Description:
Three-quarter length seated in a satin dress with a lace collar plunging to the cleavage from each shoulder, her fur edged cape fallen besides her on the chair. A coat of arms in the upper right hand corner of the canvas. Signed lower left.
Location:
Present Whereabouts Unknown.
Bibliography:
The Social Truth, Saturday, April 23, 1892
The sitter was born on 18 December 1866 in Cincinnati, Ohio and died 12 August 1941 in Rutherford, New Jersey.
The Social Truth of Saturday, April 23, 1892, says that the sitter was ‘the daughter of the Hebrew millionaire, Pike, of Opera House fame.’ Samuel Napthali Pike (1822-1872) commissioned John Montague Trimble to build Pike’s Opera House on West 23rd Street and Lexington Avenue, New York, and it was opened on January 9, 1868. The following year it was bought by Jay Gould and its name was changed. He was of Dutch origin, and settled in Cincinnati about 1843, where he built an opera house in 1857 which subsequently burnt down in 1866. Pike is mentioned in this connexion in The Saga of American Society – A Record of Social Aspiration 1607-1937, by Dixon Wecter (New York, 1937, reprinted 1970), pp.106 & 138. He was married to Ellen Miller Pike (1822-1908). He was a wealthy alcohol merchant, distiller of Magnolia whisky, and had four children and as well as Mrs. Goin, had a son called Lawrence, and was the father of the portrait painter Alice Pike Barney (1857-1931), his youngest child. He was also the owner of 3800 acres on Hackensack Meadows, the salt marshes which he drained in the 1860s, and which were sold by his estate in 1893 for $3 million.

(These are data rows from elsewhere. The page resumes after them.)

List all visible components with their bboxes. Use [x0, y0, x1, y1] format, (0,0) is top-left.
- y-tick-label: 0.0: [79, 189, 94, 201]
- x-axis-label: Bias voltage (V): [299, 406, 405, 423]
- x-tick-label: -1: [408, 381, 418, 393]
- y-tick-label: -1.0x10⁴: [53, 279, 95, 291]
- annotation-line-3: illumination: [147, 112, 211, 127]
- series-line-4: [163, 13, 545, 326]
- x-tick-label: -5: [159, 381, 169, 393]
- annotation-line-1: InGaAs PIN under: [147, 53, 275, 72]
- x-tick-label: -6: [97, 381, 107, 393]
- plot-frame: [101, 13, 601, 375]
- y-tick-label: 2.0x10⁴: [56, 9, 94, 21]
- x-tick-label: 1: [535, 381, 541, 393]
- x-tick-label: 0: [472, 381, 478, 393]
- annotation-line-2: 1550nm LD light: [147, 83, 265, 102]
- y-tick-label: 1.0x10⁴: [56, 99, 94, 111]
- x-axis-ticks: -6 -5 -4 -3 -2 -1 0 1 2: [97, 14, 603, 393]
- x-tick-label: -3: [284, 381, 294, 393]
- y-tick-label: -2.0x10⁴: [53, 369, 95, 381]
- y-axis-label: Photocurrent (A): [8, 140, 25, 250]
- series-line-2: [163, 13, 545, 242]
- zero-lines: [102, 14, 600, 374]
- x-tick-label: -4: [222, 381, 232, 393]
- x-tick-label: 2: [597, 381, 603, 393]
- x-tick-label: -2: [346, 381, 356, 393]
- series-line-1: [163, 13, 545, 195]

James D. Goin (1848-1925), age 30 and Helen Goin, age 3, were living in the household of Ellen M. Pike, according to the 1880 census of New York County, Enumeration District 73, page 38. The census return showed “no relation” between James D. Goin and Helen Goin. Both were born in New York. However, an Ellen M. Pike was living at 582 Fifth Avenue in 1906-7.
In 1893 Mr. and Mrs. James D. Goin lived at 582 Fifth Avenue. Their daughter Ellen Goin (1877-1966) became Mrs. Manuel Enrique Rionda of Alpine, New Jersey, married a wealthy Cuban sugar importer (born 1877) in 1911, but had no children, and he died 8 February 1950.